Jurisprudência – Acrescenta que, conforme jurisprudência do Superior Tribunal de Justiça (STJ), os depoimentos prestados por policiais têm valor probante: “o depoimento dos policiais, prestado em Juízo, constitui meio de prova idôneo a resultar na condenação do réu, notadamente quando ausente qualquer dúvida sobre a imparcialidade dos agentes, cabendo à defesa o ônus de demonstrar a imprestabilidade da prova, o que não ocorreu no presente caso.”
Ainda conforme a sentença, não foram constatados atos de tortura praticados pelos militares, ou qualquer outro motivo de fato e de direito, capazes de repercutir na validade da prova oral.
A existência dos fatos é verificada a partir da documentação da prisão em flagrante, da convergência dos depoimentos dos militares ofendidos e da testemunha militar que acompanhou a tropa, prestados em juízo, em consonância com os esboços, documentos, croquis, fotos e exames juntados aos autos.
Para o magistrado, ficaram provados os fatos narrados na denúncia, bem como o seu delineamento gráfico representado nos croquis anexos e nas fotos, que evidenciam o contexto da Operação Militar desencadeada, bem como os aspectos geográficos, temporais e o confronto propriamente dito. “Assim, não há dúvida de que houve um confronto armado intenso na região de ‘garganta’, que durou cerca de duas horas, após incursão da tropa na localidade pela madrugada, aproximadamente, entre 4h e 5h, e que o grupamento permaneceu protegido por um muro em um beco, na zona da bifurcação destacada no croqui, sob elevado fogo de armas, que a tropa conseguiu oportunamente superar, de modo que a rendição dos atiradores já ocorreu sob a luz do dia.”
A conclusão do magistrado é pela inexistência de dúvida de que o local da rendição coincide com o dos disparos, de que no local de onde vieram rendidos os réus que foram presos havia armamento e munição – de modo a permitir a clara inferência de que os presos eram os infratores que, reunidos no local dos disparos, agiam em conluio, com sinergia de desígnios.
Rendição – Como apurado, a rendição ocorreu porque os infratores ficaram encurralados entre a mata e a parede rochosa, quando os tiros de resistência cessaram e iniciaram negociações para rendição.
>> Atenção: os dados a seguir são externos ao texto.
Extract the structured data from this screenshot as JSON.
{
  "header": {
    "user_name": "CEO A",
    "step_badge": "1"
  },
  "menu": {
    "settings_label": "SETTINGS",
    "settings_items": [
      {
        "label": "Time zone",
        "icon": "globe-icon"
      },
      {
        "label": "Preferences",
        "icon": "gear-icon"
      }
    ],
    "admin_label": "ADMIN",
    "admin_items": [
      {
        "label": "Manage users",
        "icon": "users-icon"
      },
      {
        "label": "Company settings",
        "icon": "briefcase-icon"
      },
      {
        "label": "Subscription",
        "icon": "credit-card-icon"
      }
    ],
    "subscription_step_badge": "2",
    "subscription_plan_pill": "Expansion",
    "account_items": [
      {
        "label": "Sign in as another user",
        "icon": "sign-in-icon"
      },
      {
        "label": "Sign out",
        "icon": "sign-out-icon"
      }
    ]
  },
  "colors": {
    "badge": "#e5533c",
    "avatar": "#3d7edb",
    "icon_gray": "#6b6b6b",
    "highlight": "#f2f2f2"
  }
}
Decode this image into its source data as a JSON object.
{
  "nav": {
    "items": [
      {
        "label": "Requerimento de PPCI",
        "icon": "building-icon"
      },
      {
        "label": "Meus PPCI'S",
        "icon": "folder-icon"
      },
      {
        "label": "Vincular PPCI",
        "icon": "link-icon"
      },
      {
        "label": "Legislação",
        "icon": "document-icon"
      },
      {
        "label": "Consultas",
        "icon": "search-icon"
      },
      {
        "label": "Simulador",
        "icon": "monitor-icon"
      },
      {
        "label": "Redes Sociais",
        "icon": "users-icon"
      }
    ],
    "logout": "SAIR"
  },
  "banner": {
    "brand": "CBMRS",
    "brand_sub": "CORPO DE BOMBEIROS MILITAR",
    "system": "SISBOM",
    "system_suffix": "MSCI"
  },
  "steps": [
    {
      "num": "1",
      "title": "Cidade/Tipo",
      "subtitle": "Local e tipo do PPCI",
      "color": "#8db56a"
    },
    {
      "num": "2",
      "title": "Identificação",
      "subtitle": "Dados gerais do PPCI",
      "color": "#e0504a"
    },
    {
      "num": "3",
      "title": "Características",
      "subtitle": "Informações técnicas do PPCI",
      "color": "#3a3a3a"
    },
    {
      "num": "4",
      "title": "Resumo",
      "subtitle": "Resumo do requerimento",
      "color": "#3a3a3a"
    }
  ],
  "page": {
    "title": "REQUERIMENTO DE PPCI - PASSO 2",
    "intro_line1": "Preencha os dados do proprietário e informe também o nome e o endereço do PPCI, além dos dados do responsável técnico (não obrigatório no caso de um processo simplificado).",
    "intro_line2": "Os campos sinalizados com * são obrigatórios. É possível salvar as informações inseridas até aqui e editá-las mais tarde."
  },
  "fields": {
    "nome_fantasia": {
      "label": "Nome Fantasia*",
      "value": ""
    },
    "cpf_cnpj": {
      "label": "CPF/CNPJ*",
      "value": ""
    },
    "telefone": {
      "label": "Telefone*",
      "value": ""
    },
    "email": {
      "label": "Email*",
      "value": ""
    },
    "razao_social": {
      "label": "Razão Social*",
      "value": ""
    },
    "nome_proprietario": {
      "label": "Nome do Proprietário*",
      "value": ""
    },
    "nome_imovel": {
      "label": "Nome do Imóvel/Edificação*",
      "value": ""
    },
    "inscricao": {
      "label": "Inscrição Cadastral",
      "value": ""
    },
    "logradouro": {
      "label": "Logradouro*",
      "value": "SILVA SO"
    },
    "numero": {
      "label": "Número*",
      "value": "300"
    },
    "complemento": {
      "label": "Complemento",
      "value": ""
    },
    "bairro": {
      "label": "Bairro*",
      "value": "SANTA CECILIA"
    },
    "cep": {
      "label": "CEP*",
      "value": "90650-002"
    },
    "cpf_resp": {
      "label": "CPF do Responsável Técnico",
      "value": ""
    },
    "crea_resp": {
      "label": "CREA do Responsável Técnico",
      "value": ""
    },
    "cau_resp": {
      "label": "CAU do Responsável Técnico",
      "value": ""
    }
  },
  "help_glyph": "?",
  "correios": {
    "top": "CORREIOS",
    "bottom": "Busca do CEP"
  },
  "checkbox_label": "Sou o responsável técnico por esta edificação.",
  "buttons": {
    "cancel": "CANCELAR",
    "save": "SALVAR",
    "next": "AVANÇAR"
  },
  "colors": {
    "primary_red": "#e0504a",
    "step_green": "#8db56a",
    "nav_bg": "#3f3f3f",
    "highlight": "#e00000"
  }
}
A inferência probatória cabível é que, ao diminuir ou acabar a munição, os infratores se renderam pela inexistência de acesso livre para fuga no local em que estavam resistindo.
Em síntese, não era possível, naquele momento, e nas circunstâncias relatadas, que uma pessoa sem o intuito de se opor à ação da tropa federal fosse parar inadvertidamente no exato ponto da rendição dos infratores da lei. Quando são analisadas as versões dos acusados, percebe-se que não há verossimilhança nos fatos alegados, tampouco qualquer início de prova que impingisse uma dúvida razoável dessas ocorrências.
“Como se demonstrou, existe a certeza, para além de uma dúvida razoável, que os agentes estavam presentes no exato ponto da resistência armada e que não seria possível ali estar sem, ao menos, adotar uma conduta acessória aos efetivos disparadores contra a tropa. Ou seja, não há dúvidas das suas contribuições para o crime”, conclui o juiz.
Desta forma, os argumentos do Ministério Público Militar foram acolhidos, ficando assentado o vínculo entre o crime e os acusados. De acordo com o magistrado, houve descrição fática suficiente a demonstrar esse vínculo criminal. Ainda segundo o juiz, as versões defensivas não são capazes de incutir minimamente uma dúvida razoável sobre esse panorama.
A pena definitiva de cada um dos condenados foi estabelecida considerando atenuantes e agravantes previstos em lei: a menor, fixada em 9 anos de reclusão; outra, em 9 anos e 25 dias. Dois civis foram apenados a 9 anos, 4 meses e 15 dias. O último deles, com maus antecedentes, recebeu a pena maior, de 10 anos e 6 meses de reclusão.